Si Merchants of Dunhuang est plaisant à parcourir, c'est aussi en partie grâce à son matériel. Des illustrations marquées et très colorées, des plaquettes personnages au carton bien épais, des pièces avec un trou au centre (typique du Pays du Soleil Levant), tout est qualitatif et participe à créer une petite ambiance de "zouk orientale" autour de la table. Reste quand même que le nom du jeu n'est pas super prononçable de par chez nous, et que le fait que je sois obligé d'aller vérifier l'orthographe sur Internet toutes les 10 minutes n'en fait pas un atout commercial et marketing de dingue … mais c'est un détail qui n'a aucune incidence surtout une fois que vous avez le jeu dans votre ludothèque.
Je finirai par parler de cette double condition de victoire, la seule mais excellente "originalité" du jeu, qui ajoute une part non négligeable de profondeur à l'ensemble. Quelle stratégie adopter ? Quand basculer sur le deuxième objectif ? On se pose toujours un milliard de questions, et l'inconnue de la main de cartes des autres crée une véritable tension qui ne cesse de monter crescendo au fur et à mesure que les joueurs récupèrent des jetons majorité.
Clairement, la course à la condition immédiate se montre aussi motivante que grisante, et participe à créer à la fois du dynamisme et une belle interactivité indirecte autour de la table. Vous allez d'ailleurs souvent passer plus de temps à épier les étals de vos adversaires que le vôtre, et de tenter de piquer les cartes qui semblent bien trop puissantes pour un joueur un peu trop en avance !

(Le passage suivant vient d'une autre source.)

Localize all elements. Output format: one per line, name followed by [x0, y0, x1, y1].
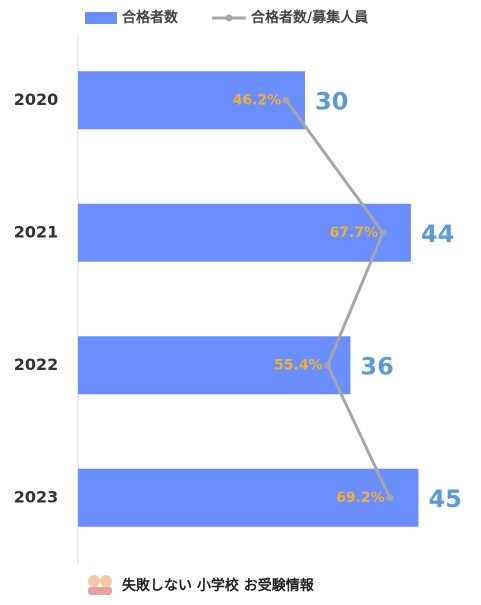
bar [78, 71, 305, 130]
y-tick-label: 2021 [14, 222, 59, 241]
legend-swatch [225, 14, 233, 22]
bar [78, 203, 411, 262]
line-point [386, 494, 394, 502]
line-point [379, 229, 387, 237]
bar-value-label: 44 [421, 220, 454, 248]
bar [78, 468, 419, 527]
legend-label: 合格者数 [122, 9, 179, 26]
y-tick-label: 2022 [14, 355, 59, 374]
footer-icon [100, 575, 112, 587]
line-point [324, 361, 332, 369]
line-point [282, 96, 290, 104]
y-tick-label: 2020 [14, 90, 59, 109]
line-value-label: 46.2% [233, 92, 282, 108]
bar-value-label: 45 [428, 485, 461, 513]
bar-value-label: 30 [315, 87, 348, 115]
bar-value-label: 36 [360, 352, 393, 380]
y-tick-label: 2023 [14, 487, 59, 506]
line-value-label: 67.7% [329, 225, 378, 241]
footer-icon [88, 575, 100, 587]
bar [78, 336, 351, 395]
legend-label: 合格者数/募集人員 [251, 9, 368, 26]
line [284, 99, 392, 499]
footer: 失敗しない 小学校 お受験情報 [88, 575, 315, 595]
legend-swatch [85, 12, 117, 24]
line-value-label: 69.2% [336, 490, 385, 506]
line-value-label: 55.4% [274, 357, 323, 373]
footer-text: 失敗しない 小学校 お受験情報 [122, 577, 315, 594]
footer-icon [88, 587, 112, 595]
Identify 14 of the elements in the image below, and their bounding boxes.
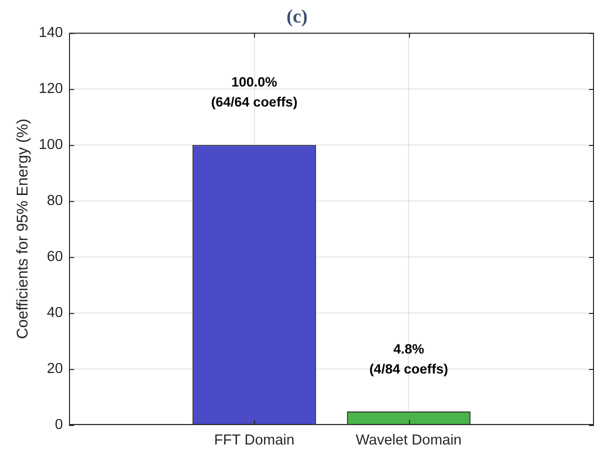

Du reste, ce jeu à double niveau s'est avéré chez moi étonnamment assez clivant. En cause ? Une course à la victoire immédiate tellement prenante, tellement intense, que j'ai pu constaté à plusieurs reprises une certaine déception chez des joueurs quand arrive la fin du deck de marchandises et ce décompte final qu'ils n'avaient pas anticipés. Vous me direz que c'est le jeu qui veut ça, que c'était bien expliqué en amont, et que normalement, on ne se fait surprendre qu'une fois. Je suis totalement d'accord sur les faits.
Mais n'empêche. Est-ce que ces personnes (souvent peu joueuses de base) auront envie de rejouer à Merchants of Dunhuang si je leur repropose ? (Je n'ai malheureusement pas eu la possibilité d'expérimenter ce cas de figure encore...). À voir.
Mais si cela ne me pose pas de problème personnellement, et que cela donne une véritable consistance à ceux qui cherchent un minimum "de viande", cela m'interpelle tout de même sur le bien-fondé de cette règle qui peut créer des désillusions chez vous autant que chez moi.
Dans tous les cas, on peut tout de même être légèrement déçu de la sous-utilisation des jetons Prestige, qui aurait pu être par exemple le centre d'intérêt d'une deuxième contrainte immédiate (en nous offrant gracieusement davantage de nœuds au cerveau dans la foulée). Et d'une fin un peu abrupte (si on ne regarde pas le deck principal fondre comme neige au Sahara) si on se prend au jeu de cette course aux jetons majorités.
Mais si je suis aussi tatillon, c'est que Merchants of Dunhuang m'a beaucoup plu, que l'on était pas loin (selon moi) de la petite perle incontournable des ludothèques. Et qu'il devrait malgré ses "défauts" trouver sans mal des gens en masse pour l'acquérir.
S'ils arrivent, bien entendu, à se souvenir du nom.